After an hour, they have the basics down, and it’s going to be a cool dance number. Jordan’s Birdie radiates some serious swagger, and Montgomery has the ingenue sex kitten thing down. George and Paz are in the background of this one, too—as different characters—just so the stage feels really full of dancers. And it is. The entire company just out there, working together, dancing and singing. I miss it so much. I wonder if they’d let me just get up there and dance with them. Only for rehearsals. Just so I could feel that again. I wouldn’t have to be in the show—though that would feel even better.

Damn, I miss this. And now Hudson is being weird, and maybe the plan isn’t going as well as I want, and I don’t want to give up on Hudson, but … Maybe if I came back now, they’ll let me be in the chorus. I’m a fast learner. I could pick up some steps. Or just work backstage, at the prop table or something. I’d rotate every other day with Hudson or at the drama cabin. I could tell him I was sick. Like rotating your heart back and forth between two bodies. That’s what it would feel like, I think. Slingshotting my heart back and forth until it got vertigo. No. I need to find a way to get my heart into both of them at once. That’s what the plan is for.

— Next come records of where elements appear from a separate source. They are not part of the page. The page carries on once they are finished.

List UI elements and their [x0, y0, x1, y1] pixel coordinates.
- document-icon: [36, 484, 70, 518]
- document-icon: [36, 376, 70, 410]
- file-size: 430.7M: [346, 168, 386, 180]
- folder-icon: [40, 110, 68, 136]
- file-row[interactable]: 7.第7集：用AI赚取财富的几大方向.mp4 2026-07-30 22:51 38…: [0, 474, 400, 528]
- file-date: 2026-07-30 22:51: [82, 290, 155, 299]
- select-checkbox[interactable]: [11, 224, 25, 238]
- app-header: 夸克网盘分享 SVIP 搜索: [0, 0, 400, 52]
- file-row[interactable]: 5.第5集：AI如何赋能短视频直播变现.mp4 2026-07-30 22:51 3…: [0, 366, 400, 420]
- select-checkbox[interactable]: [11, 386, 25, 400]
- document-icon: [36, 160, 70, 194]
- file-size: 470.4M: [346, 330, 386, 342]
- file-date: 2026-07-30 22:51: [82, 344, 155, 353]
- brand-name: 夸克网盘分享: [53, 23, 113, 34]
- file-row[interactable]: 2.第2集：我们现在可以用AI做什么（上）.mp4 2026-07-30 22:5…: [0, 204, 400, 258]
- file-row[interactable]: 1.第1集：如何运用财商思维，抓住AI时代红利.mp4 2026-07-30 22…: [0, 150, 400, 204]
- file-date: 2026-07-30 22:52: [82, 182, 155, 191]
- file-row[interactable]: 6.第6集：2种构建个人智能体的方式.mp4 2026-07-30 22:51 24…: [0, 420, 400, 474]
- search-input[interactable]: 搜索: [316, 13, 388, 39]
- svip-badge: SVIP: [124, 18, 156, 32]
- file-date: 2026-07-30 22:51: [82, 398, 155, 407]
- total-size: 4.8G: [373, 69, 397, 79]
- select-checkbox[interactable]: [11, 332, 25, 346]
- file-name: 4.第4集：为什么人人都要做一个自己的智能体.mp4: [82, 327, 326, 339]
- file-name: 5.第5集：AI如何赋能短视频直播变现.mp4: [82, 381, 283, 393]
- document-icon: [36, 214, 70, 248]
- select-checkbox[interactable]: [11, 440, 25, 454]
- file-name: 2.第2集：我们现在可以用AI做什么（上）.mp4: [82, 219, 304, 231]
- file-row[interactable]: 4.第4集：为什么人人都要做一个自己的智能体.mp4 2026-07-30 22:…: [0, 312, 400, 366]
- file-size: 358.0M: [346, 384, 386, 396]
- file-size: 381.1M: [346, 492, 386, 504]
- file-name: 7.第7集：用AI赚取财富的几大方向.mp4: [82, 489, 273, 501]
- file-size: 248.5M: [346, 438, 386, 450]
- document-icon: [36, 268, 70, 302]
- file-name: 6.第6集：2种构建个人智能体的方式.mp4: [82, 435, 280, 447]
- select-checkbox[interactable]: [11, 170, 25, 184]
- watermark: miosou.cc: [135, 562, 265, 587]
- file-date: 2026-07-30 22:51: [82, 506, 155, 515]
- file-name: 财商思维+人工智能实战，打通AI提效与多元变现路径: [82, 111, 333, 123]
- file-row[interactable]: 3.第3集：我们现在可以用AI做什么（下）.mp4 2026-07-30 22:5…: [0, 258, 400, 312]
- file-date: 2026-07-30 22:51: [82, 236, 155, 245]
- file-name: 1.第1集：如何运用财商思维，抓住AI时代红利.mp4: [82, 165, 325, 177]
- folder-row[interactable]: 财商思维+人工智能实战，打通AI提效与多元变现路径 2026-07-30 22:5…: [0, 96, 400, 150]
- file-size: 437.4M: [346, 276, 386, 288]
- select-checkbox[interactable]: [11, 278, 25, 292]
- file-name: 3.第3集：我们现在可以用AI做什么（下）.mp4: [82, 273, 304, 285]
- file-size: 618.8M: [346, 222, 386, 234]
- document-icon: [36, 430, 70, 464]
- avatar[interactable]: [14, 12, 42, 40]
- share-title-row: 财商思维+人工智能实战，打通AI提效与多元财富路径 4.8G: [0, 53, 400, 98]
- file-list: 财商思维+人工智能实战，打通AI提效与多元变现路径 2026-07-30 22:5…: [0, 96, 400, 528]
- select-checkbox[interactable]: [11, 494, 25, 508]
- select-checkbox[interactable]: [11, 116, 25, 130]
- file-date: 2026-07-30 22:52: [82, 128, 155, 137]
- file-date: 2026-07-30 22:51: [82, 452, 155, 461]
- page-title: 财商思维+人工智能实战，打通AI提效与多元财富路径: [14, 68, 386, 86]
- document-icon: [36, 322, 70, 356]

They finish “A Lot of Livin’ to Do” and move on to the “Shriners’ Ballet,” the cast rotating off stage, lights flickering on and off. Being back in the drama cabin feels like home. It smells like rubber and wood and the cigarettes Mark quit two years ago but still has one of on opening night. I want to press myself into the stage, and I almost wouldn’t mind if it was right now, with everyone dancing on me.

Maybe the issue with Hudson is that we really bonded today. I got too close, and even with everything I’ve done, remaking myself, holding back, maybe he’s just not able to connect with someone like that. Or maybe he just needs time, and I’m spiraling because I want everything to work with him, but I still miss this so much, it feels like I haven’t been breathing until now.

“Well, well,” Montgomery says, sitting behind me as I watch Paz and the Shriners onstage. “Look who dragged his ass back to the theater.”